Experimental and Numerical Investigations of Sprays in Crossflow in Aftertreatment Systems

Selective catalytic reduction (SCR) of oxides of nitrogen (NOx) with gaseous ammonia is the leading technology used to meet on- and off-highway NOx emission standards across the world. In typical SCR systems, a low-pressure injector introduces a solution of urea and water (UWS) into hot exhaust gases leading to atomization and subsequent spray processes that finally lead to production of gaseous ammonia. Through their synergetic effect, the UWS injector and mixing enhancement devices (such as static mixers or baffles) help deliver a uniform mixture of ammonia and NOx to the SCR catalyst with minimal urea-derived solid deposits. To develop an efficient and robust aftertreatment system, it is essential to have experimental and simulation capabilities to assess the behavior of sprays under flow conditions representative of engine exhaust.
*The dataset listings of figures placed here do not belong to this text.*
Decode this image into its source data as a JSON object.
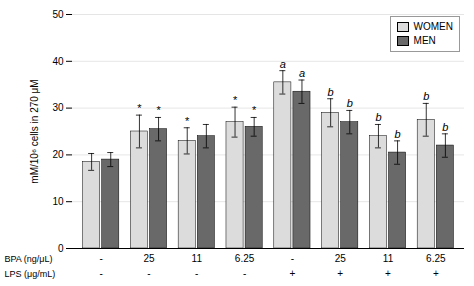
{
  "chart_data": {
    "type": "bar",
    "categories": [
      "-",
      "25",
      "11",
      "6.25",
      "-",
      "25",
      "11",
      "6.25"
    ],
    "xlabel": "BPA (ng/μL)",
    "categories_2": [
      "-",
      "-",
      "-",
      "-",
      "+",
      "+",
      "+",
      "+"
    ],
    "xlabel_2": "LPS (μg/mL)",
    "ylabel": "mM/10⁶ cells in 270 μM",
    "ylim": [
      0,
      50
    ],
    "yticks": [
      0,
      10,
      20,
      30,
      40,
      50
    ],
    "grid": true,
    "legend": "upper right",
    "series": [
      {
        "name": "WOMEN",
        "color": "#dcdcdc",
        "values": [
          18.5,
          25.0,
          23.0,
          27.0,
          35.5,
          29.0,
          24.0,
          27.5
        ],
        "errors": [
          1.8,
          3.5,
          2.8,
          3.2,
          2.5,
          3.0,
          2.5,
          3.5
        ],
        "annotations": [
          null,
          "*",
          "*",
          "*",
          "a",
          "b",
          "b",
          "b"
        ]
      },
      {
        "name": "MEN",
        "color": "#696969",
        "values": [
          19.0,
          25.5,
          24.0,
          26.0,
          33.5,
          27.0,
          20.5,
          22.0
        ],
        "errors": [
          1.5,
          2.5,
          2.5,
          2.0,
          2.5,
          2.5,
          2.5,
          2.5
        ],
        "annotations": [
          null,
          "*",
          null,
          "*",
          "a",
          "b",
          "b",
          "b"
        ]
      }
    ]
  }
}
The experimental part of the present work uses an optically accessible, cold- or hot-flow capable test section (called Insitu test section) that allows optical observations and measurements of aftertreatment sprays in cross-flowing gas. Pitot tubes are used to measure gas velocity, and high-speed imaging is used in conjunction with laser diffraction drop size measurements to characterize the spray. CFD Simulations are conducted using the commercial finite volume code ANSYS FLUENT using the Lagrangian Drop - Eulerian Fluid framework. User defined functions are developed to prescribe accurate initial conditions for the spray, and custom MATLAB scripts are used for detailed post- processing. Predicted velocity fields, spray trajectories and drop sizes are compared against test data under both cold- and hot-flow conditions and effects of spray submodels and numerical model settings are investigated. Finally, implications of the findings from this study for diesel aftertreatment system CFD simulations are discussed.